A equipe de pesquisa expandiu o ambiente de testes com mais configurações de modelos e adicionou incidentes de segurança recentes — dados que nunca haviam sido incluídos no treinamento dos modelos de IA.
Embora a IA ainda não possa substituir especialistas em segurança, o relatório destaca que a inteligência artificial pode atuar como uma ferramenta complementar natural no processo de revisão de código por humanos.
Anteriormente, o EVMBench avaliou tarefas de segurança de contratos inteligentes, como detecção, correção de falhas e exploração de vulnerabilidades, com resultados considerados bastante impressionantes. Segundo o relatório, a IA conseguiu explorar 72% e detectar cerca de 45% das vulnerabilidades, com base em 120 amostras selecionadas de auditorias do Code4rena.
No entanto, a BlockSec acredita que as condições iniciais de teste podem ter distorcido os resultados. O cofundador Yajin Zhou afirmou que, ao testar novamente com mais configurações e 22 incidentes de ataque reais, a taxa de sucesso na exploração pela IA foi de 0%.
A pesquisa aumentou o número de configurações de modelos de 14 para 26, combinando bots de forma flexível com diferentes “scaffolds”, ao invés de limitar-se ao ecossistema de cada fornecedor. Segundo a equipe, o método anterior dificultava distinguir se o desempenho vinha da capacidade do modelo ou de vantagens arquiteturais.

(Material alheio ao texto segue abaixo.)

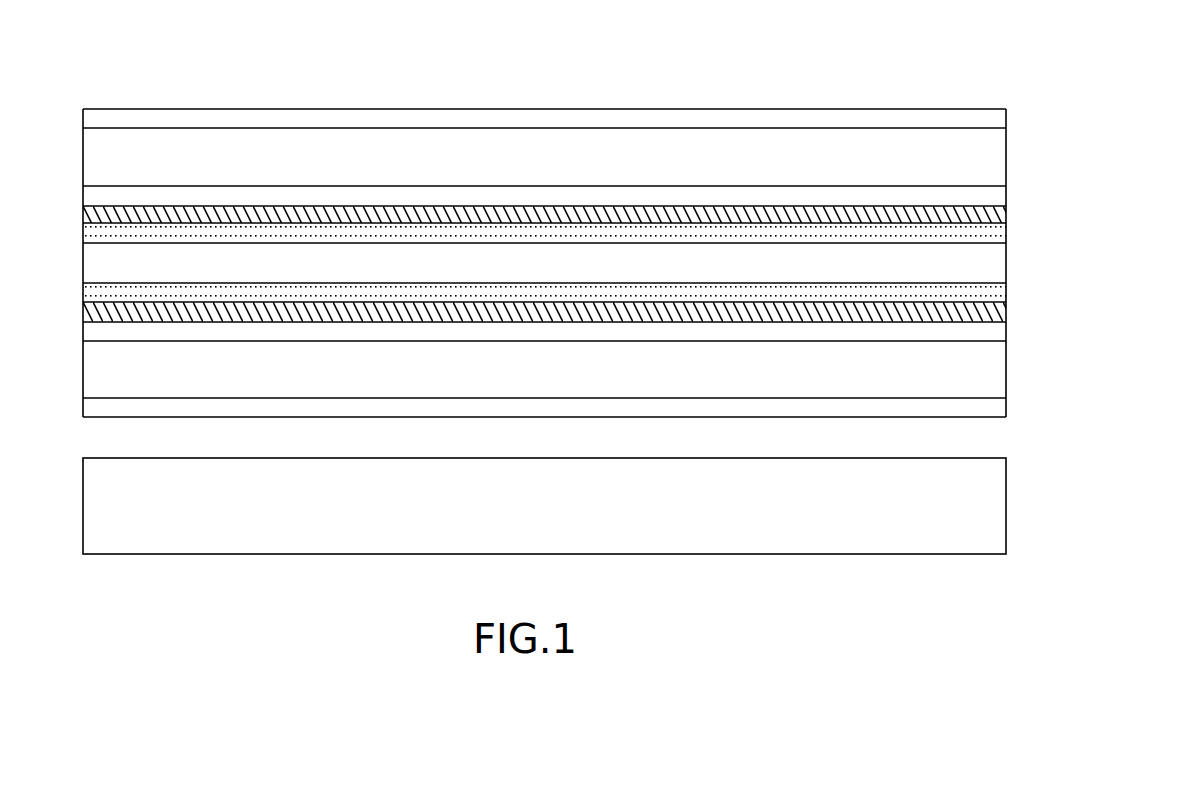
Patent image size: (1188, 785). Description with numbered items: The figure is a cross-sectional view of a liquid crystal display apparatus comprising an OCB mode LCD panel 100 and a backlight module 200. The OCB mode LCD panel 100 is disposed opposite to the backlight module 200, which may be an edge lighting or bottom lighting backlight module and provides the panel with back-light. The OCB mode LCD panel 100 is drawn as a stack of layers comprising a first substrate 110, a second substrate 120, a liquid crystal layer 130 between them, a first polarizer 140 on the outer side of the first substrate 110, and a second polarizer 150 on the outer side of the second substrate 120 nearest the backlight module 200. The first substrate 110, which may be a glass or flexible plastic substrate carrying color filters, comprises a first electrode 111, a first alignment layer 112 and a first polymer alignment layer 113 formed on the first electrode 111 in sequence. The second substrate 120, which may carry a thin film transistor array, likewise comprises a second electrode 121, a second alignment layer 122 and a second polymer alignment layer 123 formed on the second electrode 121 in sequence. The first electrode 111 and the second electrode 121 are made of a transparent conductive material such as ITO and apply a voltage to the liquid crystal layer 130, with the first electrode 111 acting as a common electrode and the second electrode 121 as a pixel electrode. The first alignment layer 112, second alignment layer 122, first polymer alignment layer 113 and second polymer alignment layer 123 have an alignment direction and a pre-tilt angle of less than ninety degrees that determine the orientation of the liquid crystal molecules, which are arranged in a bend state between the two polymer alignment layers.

The OCB mode LCD panel 100 is at (1086, 90).
The first substrate 110 is at (988, 163).
The first electrode 111 is at (988, 202).
The first alignment layer 112 is at (990, 220).
The first polymer alignment layer 113 is at (988, 242).
The second substrate 120 is at (988, 385).
The second electrode 121 is at (988, 330).
The second alignment layer 122 is at (988, 320).
The second polymer alignment layer 123 is at (988, 295).
The liquid crystal layer 130 is at (988, 270).
The first polarizer 140 is at (988, 124).
The second polarizer 150 is at (982, 410).
The backlight module 200 is at (988, 510).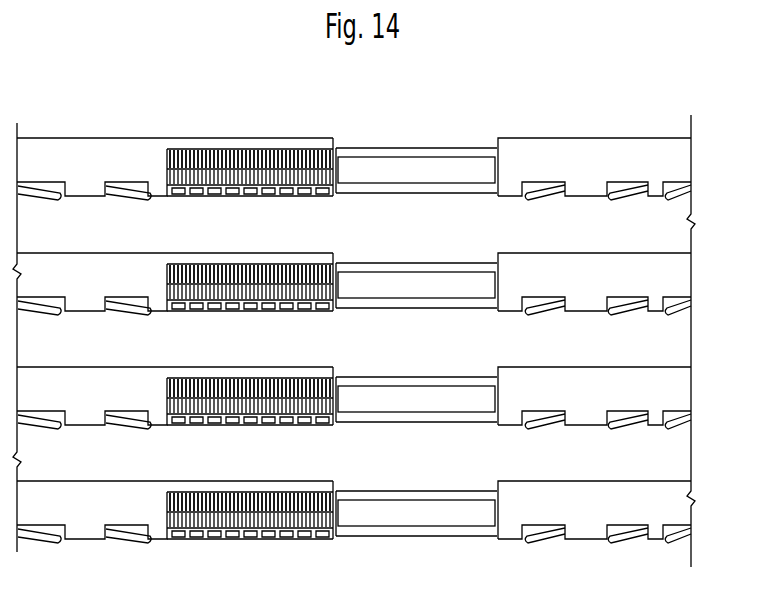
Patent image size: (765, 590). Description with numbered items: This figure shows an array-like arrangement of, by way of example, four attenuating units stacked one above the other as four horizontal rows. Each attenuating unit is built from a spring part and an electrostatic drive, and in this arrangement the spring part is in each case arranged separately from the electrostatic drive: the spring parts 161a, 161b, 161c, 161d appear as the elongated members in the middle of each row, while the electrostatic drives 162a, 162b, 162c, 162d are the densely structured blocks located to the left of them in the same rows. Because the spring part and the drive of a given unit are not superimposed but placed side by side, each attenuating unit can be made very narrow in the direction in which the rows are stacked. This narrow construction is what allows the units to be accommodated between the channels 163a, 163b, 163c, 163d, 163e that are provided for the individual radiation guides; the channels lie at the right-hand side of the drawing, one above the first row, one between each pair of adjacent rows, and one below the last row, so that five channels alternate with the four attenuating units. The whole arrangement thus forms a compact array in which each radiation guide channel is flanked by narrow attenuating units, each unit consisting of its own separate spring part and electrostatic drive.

The spring part 161a is at (427, 147).
The spring part 161b is at (416, 266).
The spring part 161c is at (416, 381).
The spring part 161d is at (416, 495).
The electrostatic drive 162a is at (232, 108).
The electrostatic drive 162b is at (250, 262).
The electrostatic drive 162c is at (250, 378).
The electrostatic drive 162d is at (250, 491).
The channel 163a is at (587, 127).
The channel 163b is at (594, 264).
The channel 163c is at (594, 379).
The channel 163d is at (594, 493).
The channel 163e is at (602, 573).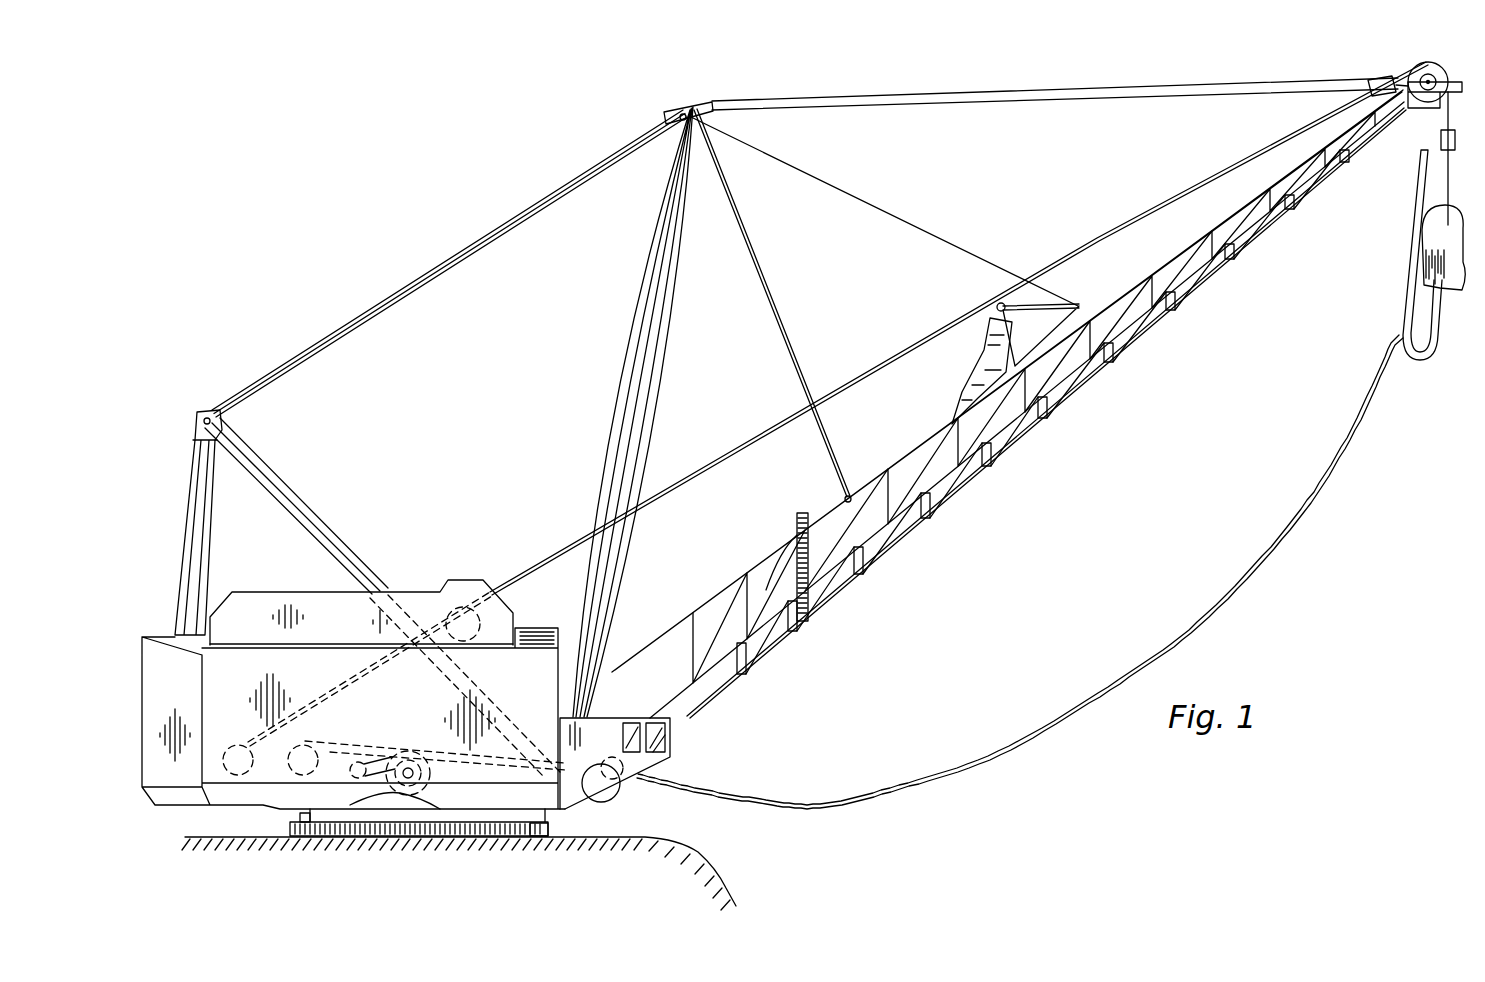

Além disso, a BlockSec questiona a “contaminação de dados”, pois o EVMBench utiliza vulnerabilidades já divulgadas anteriormente — possivelmente incluídas nos dados de treinamento da IA. Para resolver isso, a equipe testou 22 incidentes de segurança ocorridos após fevereiro de 2026, fora da “janela de conhecimento” dos modelos.
O resultado mais notável: em 110 pares de testes entre agentes e incidentes (5 agentes em 22 situações), nenhum caso de exploração completa foi bem-sucedido. Isso mostra que até as IA mais avançadas atualmente ainda estão longe de realizar ataques reais.
Por outro lado, na detecção de vulnerabilidades, os resultados foram relativamente positivos. O modelo Claude Opus 4.6 teve o melhor desempenho, detectando 13 de 20 vulnerabilidades reais.
Vulnerabilidades comuns e familiares são facilmente detectadas pela IA, mas casos mais complexos quase sempre passam despercebidos.

A pesquisa conclui que a IA ainda não pode substituir os humanos na auditoria de segurança, e a questão mais importante é como as duas partes podem colaborar de forma eficiente.
A IA tem vantagem na cobertura e na capacidade de varrer sistemas em grande escala, enquanto os humanos se destacam na análise profunda, compreensão de protocolos e raciocínio adversarial. Esses elementos se complementam.
Segundo a BlockSec, o caminho correto não é substituir humanos por IA, mas construir um modelo de cooperação entre ambos para alcançar uma auditoria mais abrangente.